Thirteen billion years ago, when the universe was still in its infancy, a tiny galaxy called LAP1-B was already doing something remarkable: it was patiently waiting to tell us its story. That story has now been heard, thanks to the James Webb Space Telescope and a cosmic accident that turned a massive galaxy cluster into a natural magnifying glass.
An international team led by Kimihiko Nakajima of Kanazawa University has captured the chemical fingerprint of LAP1-B, an ultra-faint galaxy from just a few hundred million years after the Big Bang. The finding, published in Nature, marks the first time astronomers have definitively characterized a galaxy from such an early epoch—and what they found has rewritten their understanding of how the first stars shaped the cosmos.
When the universe began, it contained only hydrogen and helium. All the heavier elements—oxygen, carbon, iron—were forged later, inside the cores of the very first stars, then scattered across space when those stars died. For decades, scientists have searched for the moment these primordial stars began enriching the cosmos with heavier elements. The problem: the earliest galaxies were impossibly small and faint, their chemical signatures lost in the noise of distant, dazzling lights.
Gravitational lensing changed that. The researchers used a massive galaxy cluster as a natural telescope, which magnified LAP1-B's light 100 times over. Staring at the same patch of sky for more than 30 hours with JWST's Near-Infrared Spectrograph, they measured an oxygen abundance that made Nakajima's breath catch: just 1/240th of what our sun contains today.
"I was instantly thrilled by the extreme lack of oxygen," Nakajima said. "Finding a galaxy in such a primitive state is astonishing. It's a chemical signature that clearly indicates a primordial galaxy caught in the moments shortly after its formation."

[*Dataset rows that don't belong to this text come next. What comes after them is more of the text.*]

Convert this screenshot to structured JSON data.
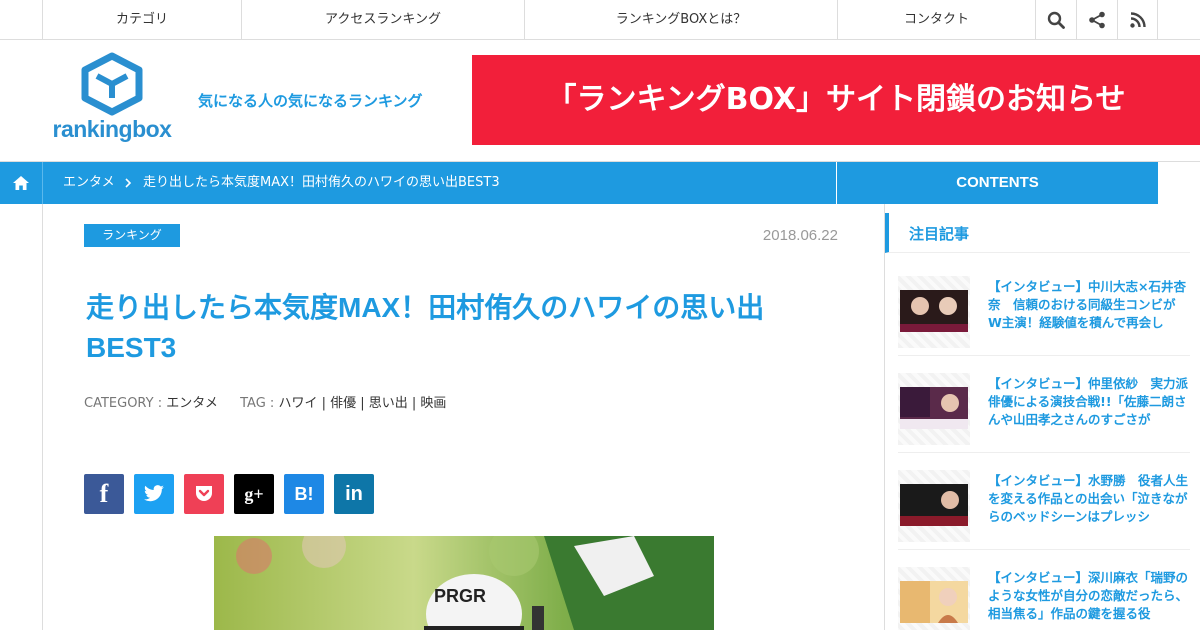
{
  "topnav": {
    "items": [
      "カテゴリ",
      "アクセスランキング",
      "ランキングBOXとは？",
      "コンタクト"
    ],
    "icons": [
      "search-icon",
      "share-icon",
      "rss-icon"
    ]
  },
  "header": {
    "logo_text": "rankingbox",
    "tagline": "気になる人の気になるランキング",
    "banner": "「ランキングBOX」サイト閉鎖のお知らせ"
  },
  "breadcrumb": {
    "category": "エンタメ",
    "current": "走り出したら本気度MAX！田村侑久のハワイの思い出BEST3",
    "contents_label": "CONTENTS"
  },
  "article": {
    "category_badge": "ランキング",
    "date": "2018.06.22",
    "title": "走り出したら本気度MAX！田村侑久のハワイの思い出BEST3",
    "category_label": "CATEGORY :",
    "category_value": "エンタメ",
    "tag_label": "TAG :",
    "tags": "ハワイ | 俳優 | 思い出 | 映画",
    "share": [
      {
        "glyph": "f",
        "color": "#3b5998"
      },
      {
        "glyph": "",
        "color": "#1da1f2"
      },
      {
        "glyph": "",
        "color": "#ef4056"
      },
      {
        "glyph": "g+",
        "color": "#000000"
      },
      {
        "glyph": "B!",
        "color": "#1e88e5"
      },
      {
        "glyph": "in",
        "color": "#0e76a8"
      }
    ],
    "photo_cap_text": "PRGR"
  },
  "sidebar": {
    "heading": "注目記事",
    "articles": [
      {
        "title": "【インタビュー】中川大志×石井杏奈　信頼のおける同級生コンビがW主演！経験値を積んで再会し"
      },
      {
        "title": "【インタビュー】仲里依紗　実力派俳優による演技合戦!!「佐藤二朗さんや山田孝之さんのすごさが"
      },
      {
        "title": "【インタビュー】水野勝　役者人生を変える作品との出会い「泣きながらのベッドシーンはプレッシ"
      },
      {
        "title": "【インタビュー】深川麻衣「瑞野のような女性が自分の恋敵だったら、相当焦る」作品の鍵を握る役"
      }
    ]
  },
  "colors": {
    "accent": "#1e9ae0",
    "banner": "#f21f3a"
  }
}
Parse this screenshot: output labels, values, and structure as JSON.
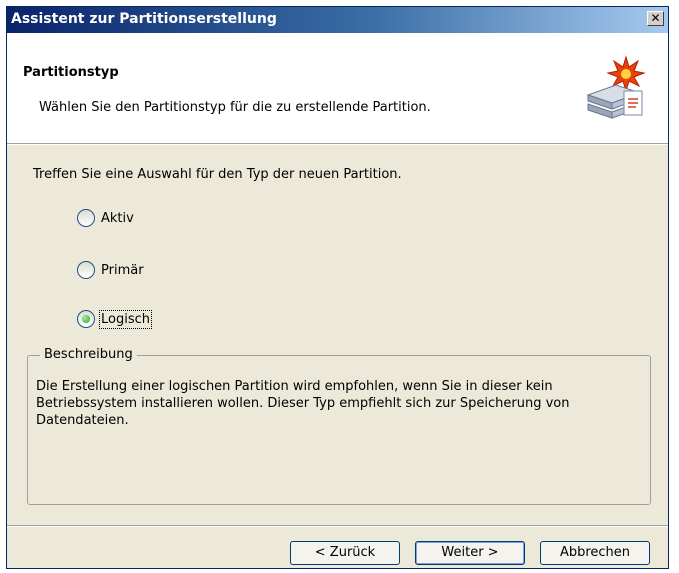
{
  "window": {
    "title": "Assistent zur Partitionserstellung",
    "close_glyph": "✕"
  },
  "header": {
    "title": "Partitionstyp",
    "subtitle": "Wählen Sie den Partitionstyp für die zu erstellende Partition.",
    "icon": "disk-wizard-icon"
  },
  "prompt": "Treffen Sie eine Auswahl für den Typ der neuen Partition.",
  "options": [
    {
      "label": "Aktiv",
      "checked": false
    },
    {
      "label": "Primär",
      "checked": false
    },
    {
      "label": "Logisch",
      "checked": true
    }
  ],
  "description": {
    "legend": "Beschreibung",
    "text": "Die Erstellung einer logischen Partition wird empfohlen, wenn Sie in dieser kein Betriebssystem installieren wollen. Dieser Typ empfiehlt sich zur Speicherung von Datendateien."
  },
  "buttons": {
    "back": "< Zurück",
    "next": "Weiter >",
    "cancel": "Abbrechen"
  },
  "colors": {
    "titlebar_start": "#0a246a",
    "titlebar_end": "#a6caf0",
    "dialog_bg": "#ece9d8",
    "radio_checked": "#2aa12a"
  }
}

The galaxy also revealed a high carbon-to-oxygen ratio, matching theoretical predictions for material scattered by the universe's first generation of supernovae. At less than 3,300 times the mass of our sun, LAP1-B is extraordinarily lightweight—meaning most of it is made of invisible dark matter. This chemical fingerprint and its puny mass make it a near-perfect match for the ultra-faint dwarf galaxies (UFDs) found orbiting near our Milky Way today, dim collections of ancient stars that have remained largely unchanged for over 12 billion years.

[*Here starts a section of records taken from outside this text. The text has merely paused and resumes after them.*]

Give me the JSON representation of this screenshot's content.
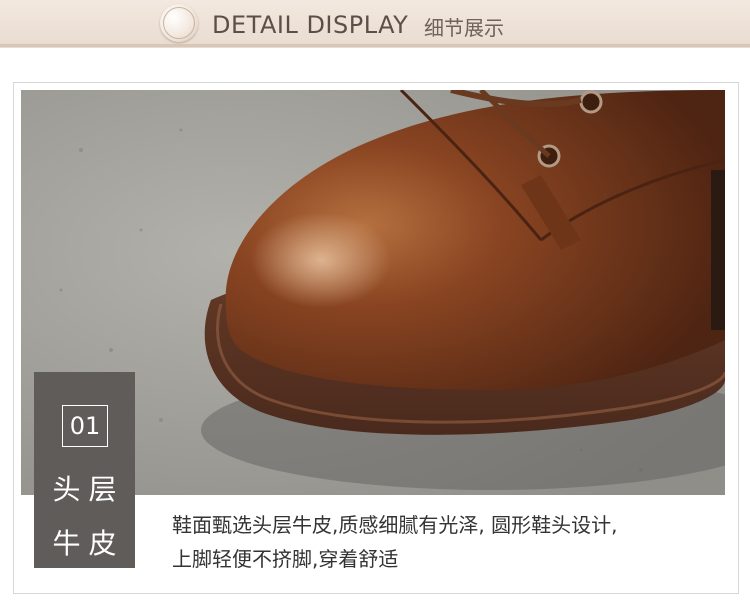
{
  "header": {
    "title": "DETAIL DISPLAY",
    "subtitle": "细节展示",
    "icon": "circle-ornament-icon"
  },
  "badge": {
    "number": "01",
    "line1": "头层",
    "line2": "牛皮"
  },
  "description": {
    "line1": "鞋面甄选头层牛皮,质感细腻有光泽, 圆形鞋头设计,",
    "line2": "上脚轻便不挤脚,穿着舒适"
  },
  "colors": {
    "header_bg": "#ece0d6",
    "badge_bg": "#605c59",
    "leather": "#7a3f1f",
    "text": "#333333"
  }
}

"UFDs are not only the faintest galaxies; they are composed of ancient stars over 12 billion years old and are often described as 'fossils of the universe,'" said co-author Masami Ouchi of the National Astronomical Observatory of Japan and the University of Tokyo. "Astronomers suspected they might be the remains of the universe's earliest galaxies because they lack heavy elements, but astronomers never had a direct link—until we found LAP1-B."
Ouchi called it a profound surprise to find LAP1-B looks exactly like the "ancestor" scientists had only imagined in theories. The discovery establishes a new way to map the birth of elements and the formation of the universe's oldest structures. The team now plans to search for even more primitive objects, seeking the very first galaxies that ever formed—and perhaps finally understanding why these cosmic fossils have survived, unchanged, to the present day.